DATABASE ACTIVITY MONITORING (DAM) / DATABASE FIREWALL (DBF) - is a part of the DSF platform but can operate as a standalone product. The solution includes agents, agent gateways, and management components. DAM/DBF secures sensitive database data, providing full visibility into data usage, vulnerabilities, and access rights. It enables security, audit, and risk teams to improve data protection and meet compliance requirements.
ACCOUNT TAKEOVER PROTECTION - is a part of the Imperva Cloud Application Security suite, that detects and mitigates account takeover attempts, protecting web applications from both volumetric and slow ATO attacks. Its focus is on safeguarding the authentication page of the protected application.
ADVANCED BOT PROTECTION - a specialized solution designed to defend against highly motivated actors causing significant business damage. Often combined with API Security, it enhances protection against bots exploiting APIs for business logic attacks, such as web data scraping, credential theft, and credit card fraud.
API SECURITY - properly protects APIs, typical WAF protection must be combined with specialized API Security mechanisms. Only this approach can provide full protection (comprehensive WAAP coverage). The API Security product is an additional tool integrated into the Cloud WAF platform. It can monitor both public endpoints (via Cloud WAF) and endpoints not exposed to the Internet.
ATTACK ANALYTICS - accelerates the investigation of WAF security alerts by providing a comprehensive view of attacks and adversaries targeting resources. The service aggregates and analyzes account security alerts, identifies common patterns, and groups them into meaningful security incidents.

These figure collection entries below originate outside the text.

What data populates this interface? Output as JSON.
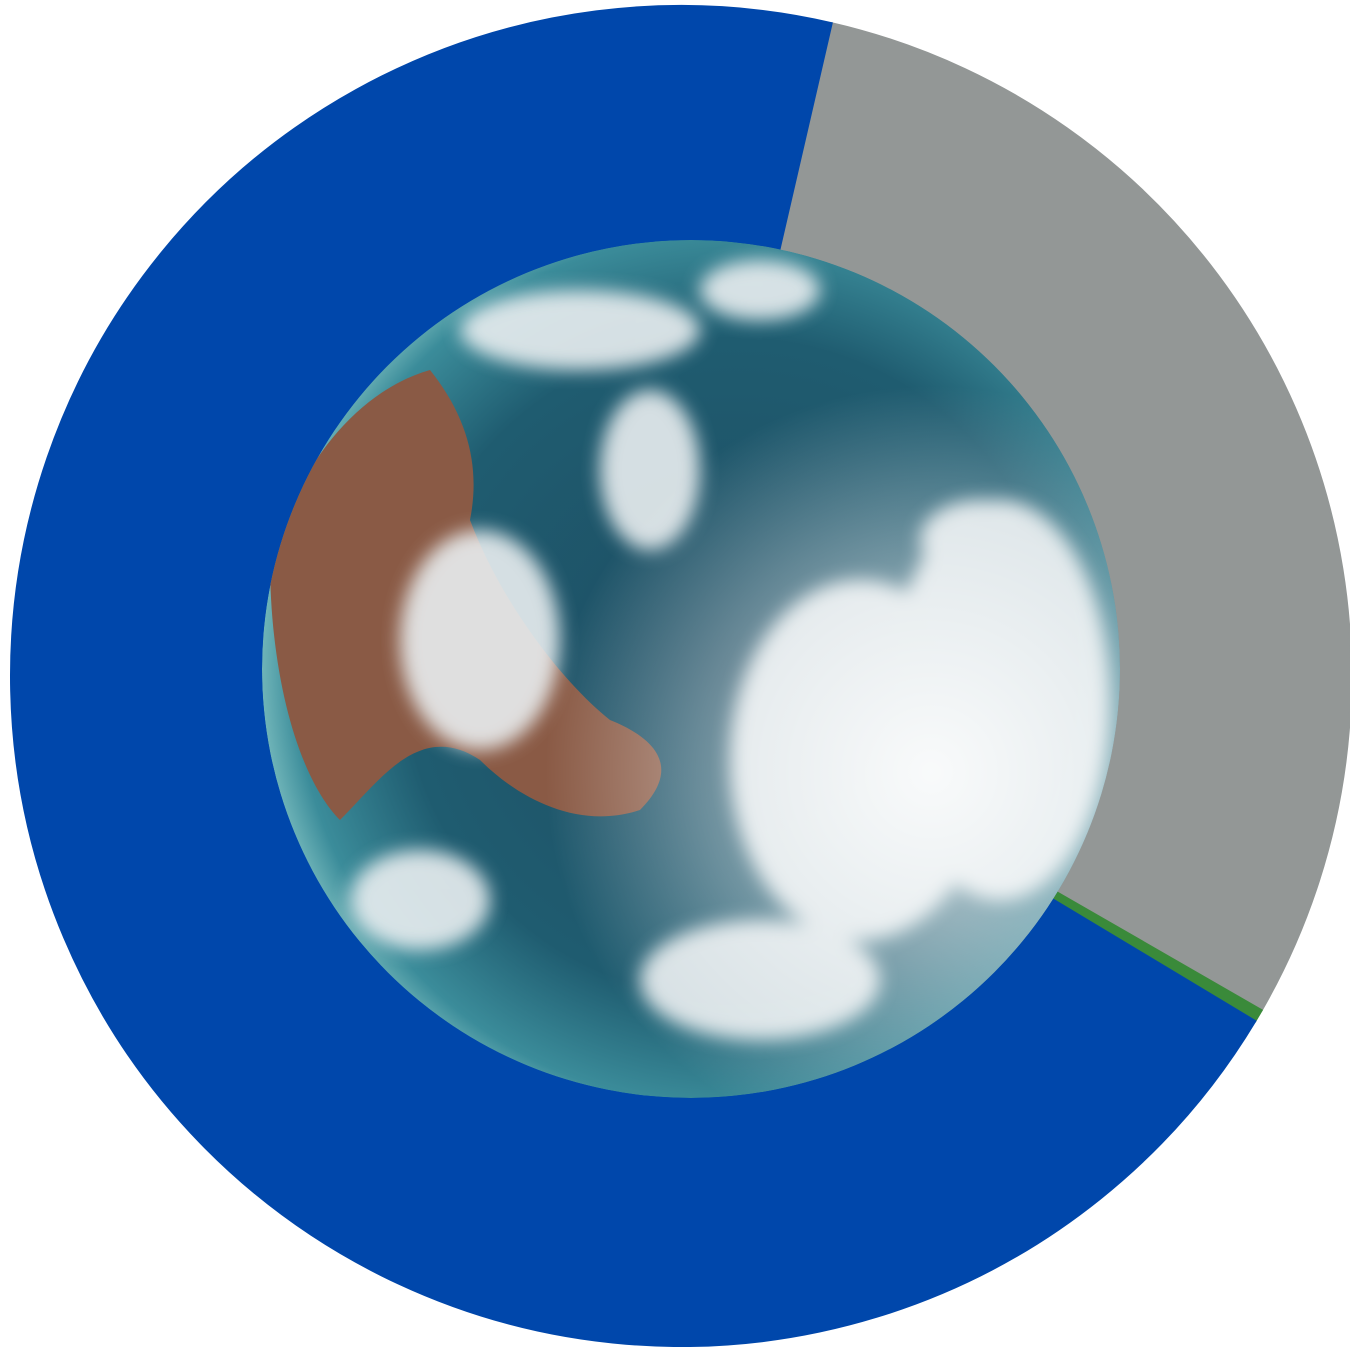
{
  "chart_data": {
    "type": "pie",
    "values": [
      29.7,
      0.3,
      70
    ],
    "colors": [
      "#939796",
      "#3a8a3a",
      "#0047ab"
    ],
    "startangle": 13,
    "direction": "clockwise"
  }
}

CLIENT-SIDE PROTECTION - is a part of the Imperva Cloud Application Security suite, that protects data from theft via client-side attacks such as Digital Skimming, Formjacking, Supply Chain Attacks, and Magecart. These attacks compromise applications by stealing data directly from users rather than databases.

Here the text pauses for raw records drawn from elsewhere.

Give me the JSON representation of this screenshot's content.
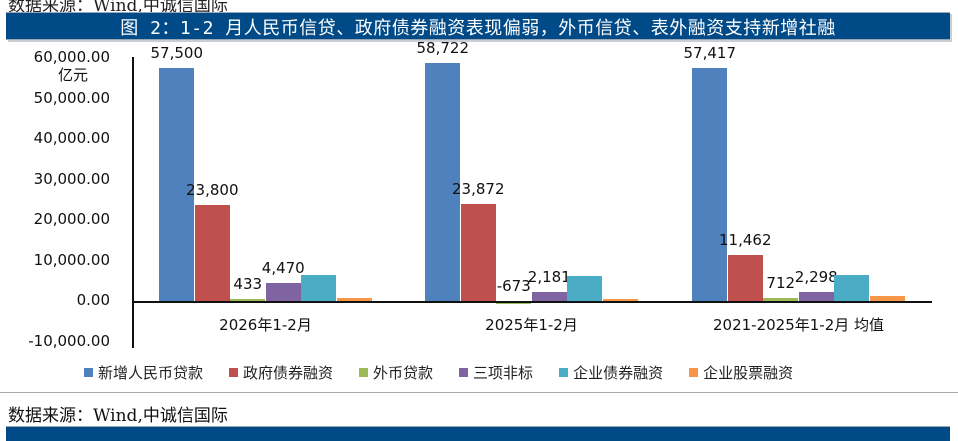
{
  "header": {
    "top_cut_text": "数据来源：Wind,中诚信国际",
    "title": "图 2：1-2 月人民币信贷、政府债券融资表现偏弱，外币信贷、表外融资支持新增社融"
  },
  "axis": {
    "unit": "亿元",
    "y_ticks": [
      "60,000.00",
      "50,000.00",
      "40,000.00",
      "30,000.00",
      "20,000.00",
      "10,000.00",
      "0.00",
      "-10,000.00"
    ]
  },
  "legend": [
    {
      "label": "新增人民币贷款",
      "color": "#4f81bd"
    },
    {
      "label": "政府债券融资",
      "color": "#c0504d"
    },
    {
      "label": "外币贷款",
      "color": "#9bbb59"
    },
    {
      "label": "三项非标",
      "color": "#8064a2"
    },
    {
      "label": "企业债券融资",
      "color": "#4bacc6"
    },
    {
      "label": "企业股票融资",
      "color": "#f79646"
    }
  ],
  "chart_data": {
    "type": "bar",
    "title": "图 2：1-2 月人民币信贷、政府债券融资表现偏弱，外币信贷、表外融资支持新增社融",
    "xlabel": "",
    "ylabel": "亿元",
    "ylim": [
      -10000,
      60000
    ],
    "grid": false,
    "legend_position": "bottom",
    "categories": [
      "2026年1-2月",
      "2025年1-2月",
      "2021-2025年1-2月 均值"
    ],
    "series": [
      {
        "name": "新增人民币贷款",
        "color": "#4f81bd",
        "values": [
          57500,
          58722,
          57417
        ],
        "labels": [
          "57,500",
          "58,722",
          "57,417"
        ]
      },
      {
        "name": "政府债券融资",
        "color": "#c0504d",
        "values": [
          23800,
          23872,
          11462
        ],
        "labels": [
          "23,800",
          "23,872",
          "11,462"
        ]
      },
      {
        "name": "外币贷款",
        "color": "#9bbb59",
        "values": [
          433,
          -673,
          712
        ],
        "labels": [
          "433",
          "-673",
          "712"
        ]
      },
      {
        "name": "三项非标",
        "color": "#8064a2",
        "values": [
          4470,
          2181,
          2298
        ],
        "labels": [
          "4,470",
          "2,181",
          "2,298"
        ]
      },
      {
        "name": "企业债券融资",
        "color": "#4bacc6",
        "values": [
          6400,
          6200,
          6500
        ],
        "labels": [
          "",
          "",
          ""
        ]
      },
      {
        "name": "企业股票融资",
        "color": "#f79646",
        "values": [
          700,
          500,
          1300
        ],
        "labels": [
          "",
          "",
          ""
        ]
      }
    ]
  },
  "footer": {
    "source": "数据来源：Wind,中诚信国际"
  }
}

CLOUD WAF - a SaaS-based solution protecting websites (including APIs) from external threats. It is based on a network of secure reverse proxy servers deployed across a globally distributed CDN (Content Delivery Network). Traffic routed through Imperva’s network is terminated by the proxy, allowing Imperva to inspect every request and block malicious activity.
DDOS PROTECTION FOR WEBSITES AND APIS - websites using Imperva DDoS Protection are safeguarded against all types of DDoS attacks, including network-level (layer 3 and 4) and application-level (layer 7). A secure HTTP proxy terminates TCP connections, acting as a buffer between the Internet and the origin server. Only legitimate TCP sessions are forwarded to the origin server.
RUNTIME APPLICATION SELF-PROTECTION (RASP) - a lightweight plugin that protects applications from within using the LangSec methodology. It embeds itself during runtime to monitor and safeguard the application without requiring additional infrastructure. RASP is fully autonomous, does not require network connections, and operates in any deployment architecture – on-premises, in the cloud, or in containers.
WAF GATEWAY - provides comprehensive application protection through a local component (physical appliance or virtual machine). It offers extensive customization options and full flexibility for integration with applications. This solution is ideal for larger customers with a SOC that requires configuration flexibility. It is also suitable for organizations where SaaS-based protection is not acceptable due to regulatory requirements.